The GHSA’s proposed guardrails would make it illegal for schools and boosters to provide NIL money as incentive for athletes to enroll or remain enrolled at a school. That means no collectives like those in college sports that collect and disperse booster funds.
“But I’m not convinced buffer personnel or a line item in a booster club’s budget won’t find their way into the NIL world, which could in turn influence a student to attend or transfer from a certain school,” Finch said. “I want to be positive, not jaded, about this new landscape. But I’m also trying to be real and not naïve.”
Other GHSA stipulations would make it illegal for athletes to use their schools’ logos, uniforms, mascots, names or trademarks in any monetary deals. Athletes may not accept money that is linked to a specific sports achievement or performance. Athletes must report NIL deals to their schools within seven days to allow GHSA oversight.
NIL deals became legal in college sports in July of 2021. GHSA executive director Robin Hines initially opposed them for high school athletes but came to realize the GHSA’s need to address it. He studied and met with other states that adopted bylaws. Hines’ primary concern was preserving amateur status and banning pay to play from school to athlete.
Hines addressed the GHSA’s board of trustees in January and began formulating a plan, so Monday’s vote has been months in the making.

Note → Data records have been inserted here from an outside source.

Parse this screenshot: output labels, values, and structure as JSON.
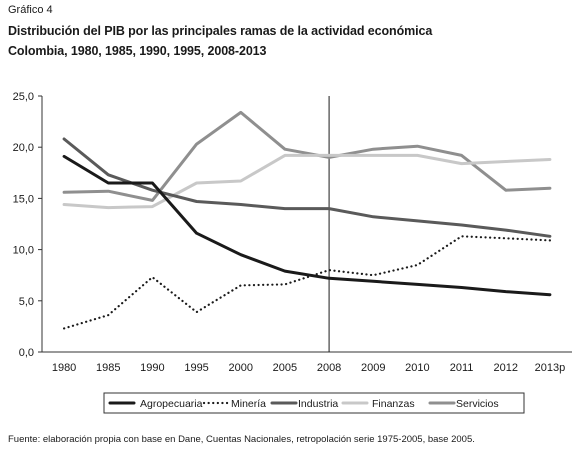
{
  "kicker": "Gráfico 4",
  "title_line1": "Distribución del PIB por las principales ramas de la actividad económica",
  "title_line2": "Colombia, 1980, 1985, 1990, 1995, 2008-2013",
  "source": "Fuente: elaboración propia con base en Dane, Cuentas Nacionales, retropolación serie 1975-2005, base 2005.",
  "chart_data": {
    "type": "line",
    "x": [
      "1980",
      "1985",
      "1990",
      "1995",
      "2000",
      "2005",
      "2008",
      "2009",
      "2010",
      "2011",
      "2012",
      "2013p"
    ],
    "ylim": [
      0,
      25
    ],
    "yticks": [
      "0,0",
      "5,0",
      "10,0",
      "15,0",
      "20,0",
      "25,0"
    ],
    "yticks_values": [
      0,
      5,
      10,
      15,
      20,
      25
    ],
    "reference_line_at": "2008",
    "legend_position": "bottom",
    "grid": false,
    "series": [
      {
        "name": "Agropecuaria",
        "color": "#1a1a1a",
        "dash": "solid",
        "values": [
          19.1,
          16.5,
          16.5,
          11.6,
          9.5,
          7.9,
          7.2,
          6.9,
          6.6,
          6.3,
          5.9,
          5.6
        ]
      },
      {
        "name": "Minería",
        "color": "#1a1a1a",
        "dash": "dotted",
        "values": [
          2.3,
          3.6,
          7.3,
          3.9,
          6.5,
          6.6,
          8.0,
          7.5,
          8.5,
          11.3,
          11.1,
          10.9
        ]
      },
      {
        "name": "Industria",
        "color": "#5a5a5a",
        "dash": "solid",
        "values": [
          20.8,
          17.3,
          15.8,
          14.7,
          14.4,
          14.0,
          14.0,
          13.2,
          12.8,
          12.4,
          11.9,
          11.3
        ]
      },
      {
        "name": "Finanzas",
        "color": "#c8c8c8",
        "dash": "solid",
        "values": [
          14.4,
          14.1,
          14.2,
          16.5,
          16.7,
          19.2,
          19.2,
          19.2,
          19.2,
          18.4,
          18.6,
          18.8
        ]
      },
      {
        "name": "Servicios",
        "color": "#8f8f8f",
        "dash": "solid",
        "values": [
          15.6,
          15.7,
          14.8,
          20.3,
          23.4,
          19.8,
          19.0,
          19.8,
          20.1,
          19.2,
          15.8,
          16.0
        ]
      }
    ]
  }
}
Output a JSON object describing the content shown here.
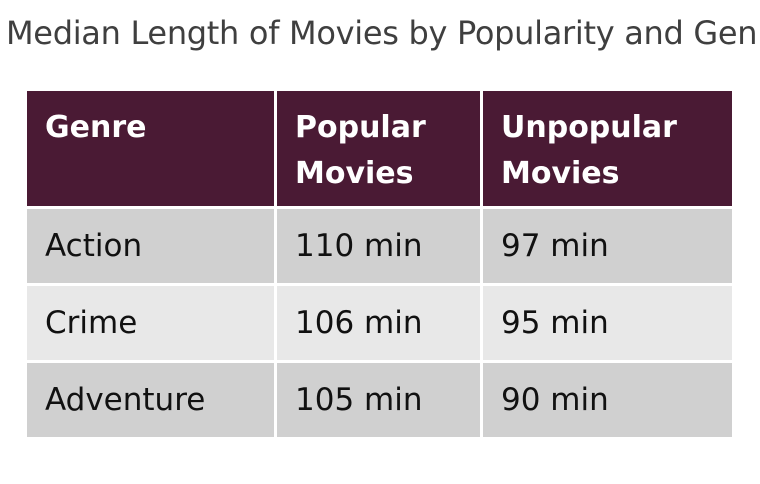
{
  "title": "Median Length of Movies by Popularity and Genre",
  "colors": {
    "header_bg": "#4a1a34",
    "header_text": "#ffffff",
    "row_odd": "#d0d0d0",
    "row_even": "#e8e8e8"
  },
  "chart_data": {
    "type": "table",
    "title": "Median Length of Movies by Popularity and Genre",
    "columns": [
      "Genre",
      "Popular Movies",
      "Unpopular Movies"
    ],
    "rows": [
      [
        "Action",
        "110 min",
        "97 min"
      ],
      [
        "Crime",
        "106 min",
        "95 min"
      ],
      [
        "Adventure",
        "105 min",
        "90 min"
      ]
    ]
  }
}
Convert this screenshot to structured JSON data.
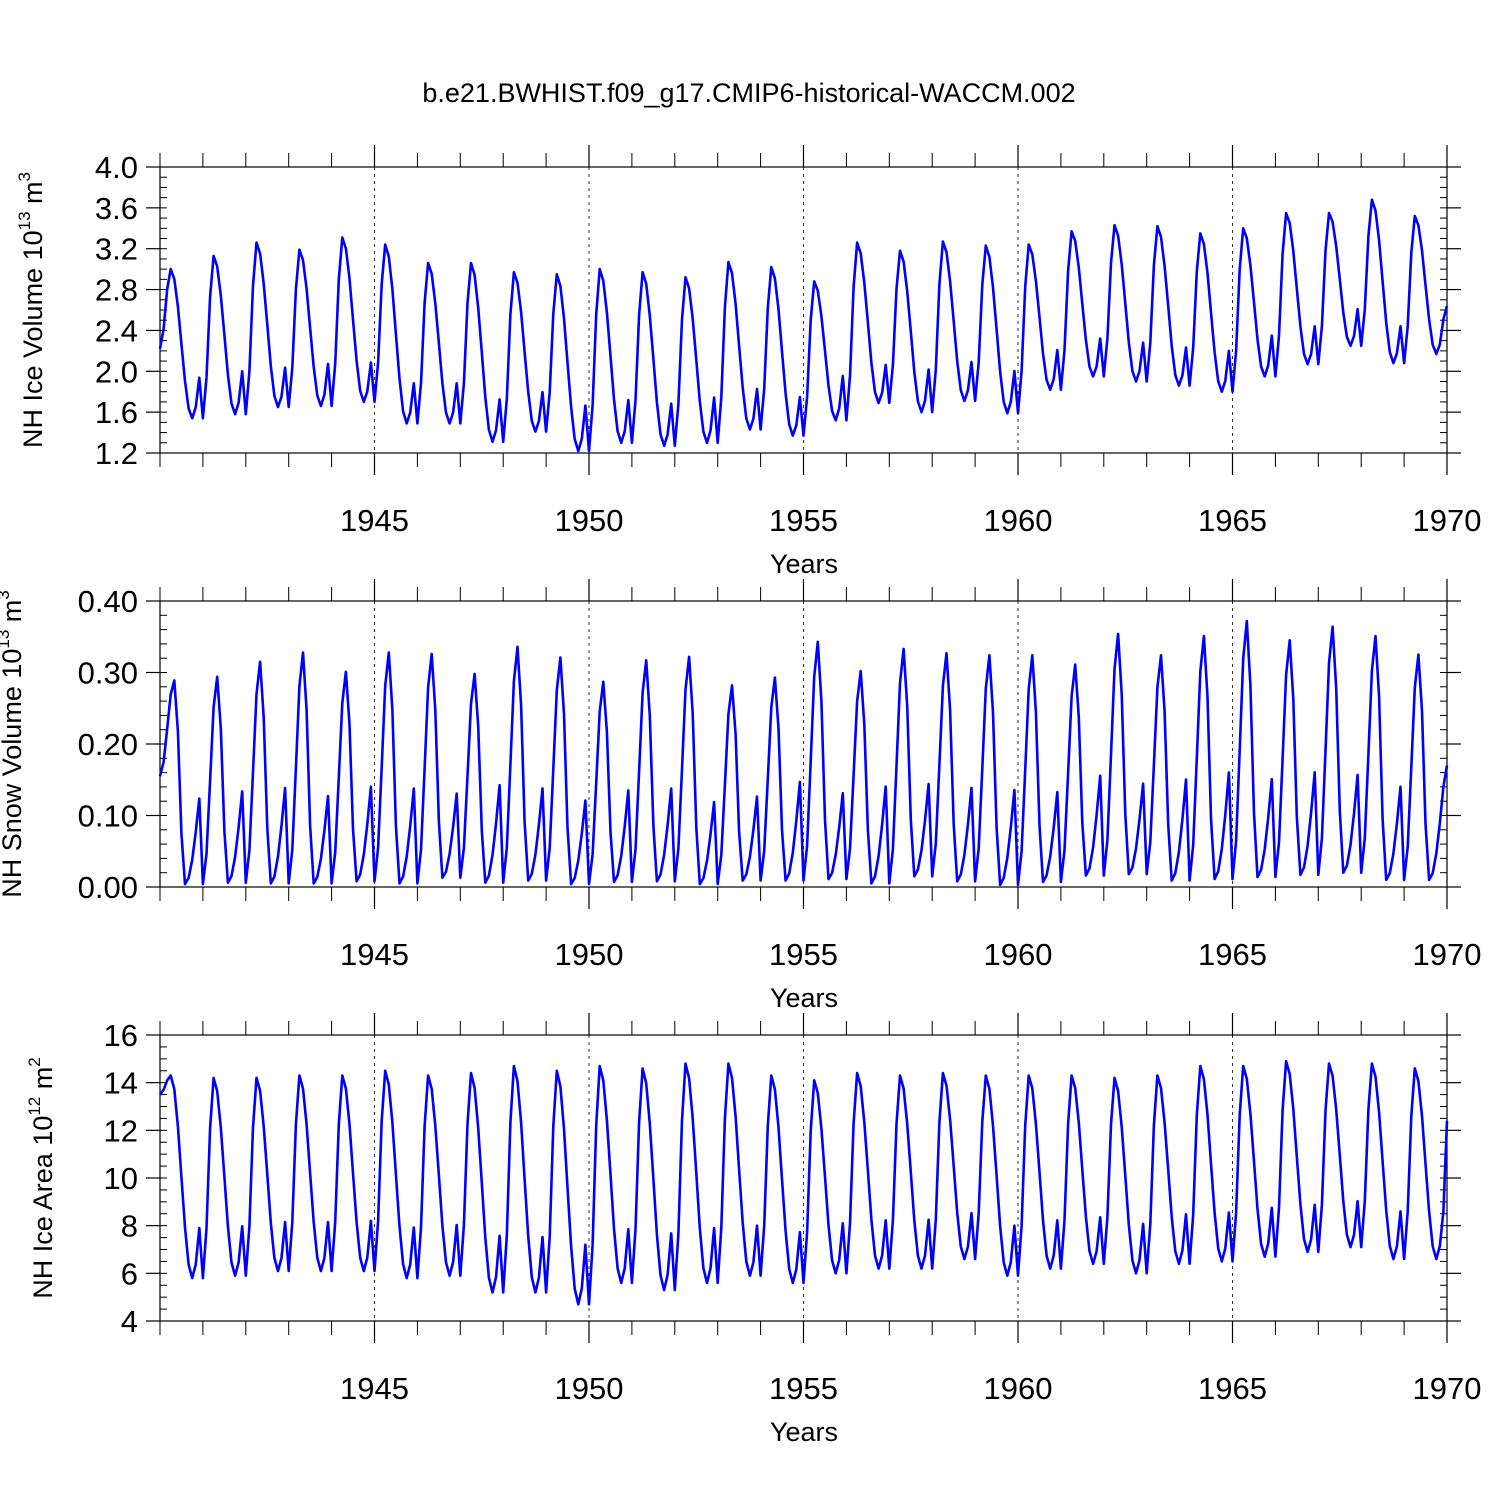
{
  "title": "b.e21.BWHIST.f09_g17.CMIP6-historical-WACCM.002",
  "colors": {
    "series": "#0000ff",
    "axis": "#000000",
    "grid": "#000000"
  },
  "chart_data": [
    {
      "type": "line",
      "ylabel": {
        "prefix": "NH Ice Volume 10",
        "exp": "13",
        "unit": " m",
        "unit_exp": "3"
      },
      "xlabel": "Years",
      "xlim": [
        1940.0,
        1970.0
      ],
      "ylim": [
        1.2,
        4.0
      ],
      "ytick_values": [
        1.2,
        1.6,
        2.0,
        2.4,
        2.8,
        3.2,
        3.6,
        4.0
      ],
      "ytick_labels": [
        "1.2",
        "1.6",
        "2.0",
        "2.4",
        "2.8",
        "3.2",
        "3.6",
        "4.0"
      ],
      "yminor_step": 0.1,
      "xtick_values": [
        1945,
        1950,
        1955,
        1960,
        1965,
        1970
      ],
      "xtick_labels": [
        "1945",
        "1950",
        "1955",
        "1960",
        "1965",
        "1970"
      ],
      "xminor_step": 1,
      "dashed_years": [
        1945,
        1950,
        1955,
        1960,
        1965
      ],
      "series": [
        {
          "name": "NH Ice Volume",
          "start_year": 1940.0,
          "step": 0.083333,
          "maxima": [
            3.0,
            3.13,
            3.26,
            3.19,
            3.31,
            3.24,
            3.06,
            3.06,
            2.97,
            2.95,
            3.0,
            2.97,
            2.92,
            3.07,
            3.02,
            2.88,
            3.26,
            3.18,
            3.27,
            3.23,
            3.24,
            3.37,
            3.43,
            3.42,
            3.35,
            3.4,
            3.55,
            3.55,
            3.68,
            3.52
          ],
          "minima": [
            1.54,
            1.58,
            1.65,
            1.66,
            1.7,
            1.49,
            1.49,
            1.31,
            1.41,
            1.22,
            1.3,
            1.27,
            1.3,
            1.43,
            1.37,
            1.52,
            1.69,
            1.6,
            1.71,
            1.59,
            1.82,
            1.95,
            1.9,
            1.86,
            1.8,
            1.95,
            2.07,
            2.25,
            2.08,
            2.17
          ],
          "first_value": 2.22,
          "last_value": 2.64,
          "peak_phase": 3,
          "trough_phase": 9
        }
      ]
    },
    {
      "type": "line",
      "ylabel": {
        "prefix": "NH Snow Volume 10",
        "exp": "13",
        "unit": " m",
        "unit_exp": "3"
      },
      "xlabel": "Years",
      "xlim": [
        1940.0,
        1970.0
      ],
      "ylim": [
        0.0,
        0.4
      ],
      "ytick_values": [
        0.0,
        0.1,
        0.2,
        0.3,
        0.4
      ],
      "ytick_labels": [
        "0.00",
        "0.10",
        "0.20",
        "0.30",
        "0.40"
      ],
      "yminor_step": 0.02,
      "xtick_values": [
        1945,
        1950,
        1955,
        1960,
        1965,
        1970
      ],
      "xtick_labels": [
        "1945",
        "1950",
        "1955",
        "1960",
        "1965",
        "1970"
      ],
      "xminor_step": 1,
      "dashed_years": [
        1945,
        1950,
        1955,
        1960,
        1965
      ],
      "series": [
        {
          "name": "NH Snow Volume",
          "start_year": 1940.0,
          "step": 0.083333,
          "maxima": [
            0.289,
            0.294,
            0.315,
            0.328,
            0.301,
            0.328,
            0.326,
            0.298,
            0.336,
            0.321,
            0.287,
            0.317,
            0.322,
            0.282,
            0.293,
            0.343,
            0.302,
            0.333,
            0.327,
            0.324,
            0.324,
            0.311,
            0.354,
            0.324,
            0.351,
            0.372,
            0.345,
            0.364,
            0.351,
            0.325
          ],
          "minima": [
            0.004,
            0.006,
            0.005,
            0.005,
            0.008,
            0.005,
            0.013,
            0.006,
            0.009,
            0.004,
            0.007,
            0.008,
            0.004,
            0.009,
            0.009,
            0.011,
            0.005,
            0.015,
            0.008,
            0.003,
            0.007,
            0.016,
            0.018,
            0.009,
            0.011,
            0.014,
            0.017,
            0.02,
            0.01,
            0.01
          ],
          "first_value": 0.155,
          "last_value": 0.17,
          "peak_phase": 4,
          "trough_phase": 7
        }
      ]
    },
    {
      "type": "line",
      "ylabel": {
        "prefix": "NH Ice Area 10",
        "exp": "12",
        "unit": " m",
        "unit_exp": "2"
      },
      "xlabel": "Years",
      "xlim": [
        1940.0,
        1970.0
      ],
      "ylim": [
        4,
        16
      ],
      "ytick_values": [
        4,
        6,
        8,
        10,
        12,
        14,
        16
      ],
      "ytick_labels": [
        "4",
        "6",
        "8",
        "10",
        "12",
        "14",
        "16"
      ],
      "yminor_step": 0.5,
      "xtick_values": [
        1945,
        1950,
        1955,
        1960,
        1965,
        1970
      ],
      "xtick_labels": [
        "1945",
        "1950",
        "1955",
        "1960",
        "1965",
        "1970"
      ],
      "xminor_step": 1,
      "dashed_years": [
        1945,
        1950,
        1955,
        1960,
        1965
      ],
      "series": [
        {
          "name": "NH Ice Area",
          "start_year": 1940.0,
          "step": 0.083333,
          "maxima": [
            14.3,
            14.2,
            14.2,
            14.3,
            14.3,
            14.5,
            14.3,
            14.4,
            14.7,
            14.5,
            14.7,
            14.6,
            14.8,
            14.8,
            14.3,
            14.1,
            14.4,
            14.3,
            14.4,
            14.3,
            14.3,
            14.3,
            14.2,
            14.3,
            14.7,
            14.7,
            14.9,
            14.8,
            14.8,
            14.6
          ],
          "minima": [
            5.8,
            5.9,
            6.1,
            6.1,
            6.1,
            5.8,
            5.9,
            5.2,
            5.2,
            4.7,
            5.6,
            5.3,
            5.6,
            5.9,
            5.6,
            6.0,
            6.2,
            6.2,
            6.6,
            5.9,
            6.2,
            6.4,
            6.0,
            6.4,
            6.5,
            6.7,
            6.9,
            7.1,
            6.6,
            6.6
          ],
          "first_value": 13.5,
          "last_value": 12.4,
          "peak_phase": 3,
          "trough_phase": 9
        }
      ]
    }
  ]
}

“From most states that have adopted NIL rules, they keep amateur rules in place,” Hines said. “They recognize that individuals own their own name, image and likeness and can endorse products on their own as long as they don’t include the intellectual property of the school or the state association.”
Georgia would become the 30th state high school association to approve NIL deals and one of the leaders in the South. North Carolina and Virginia, which came on board this year, and Louisiana currently allow NIL deals, but Florida, Alabama, South Carolina, Tennessee, Mississippi and Texas do not.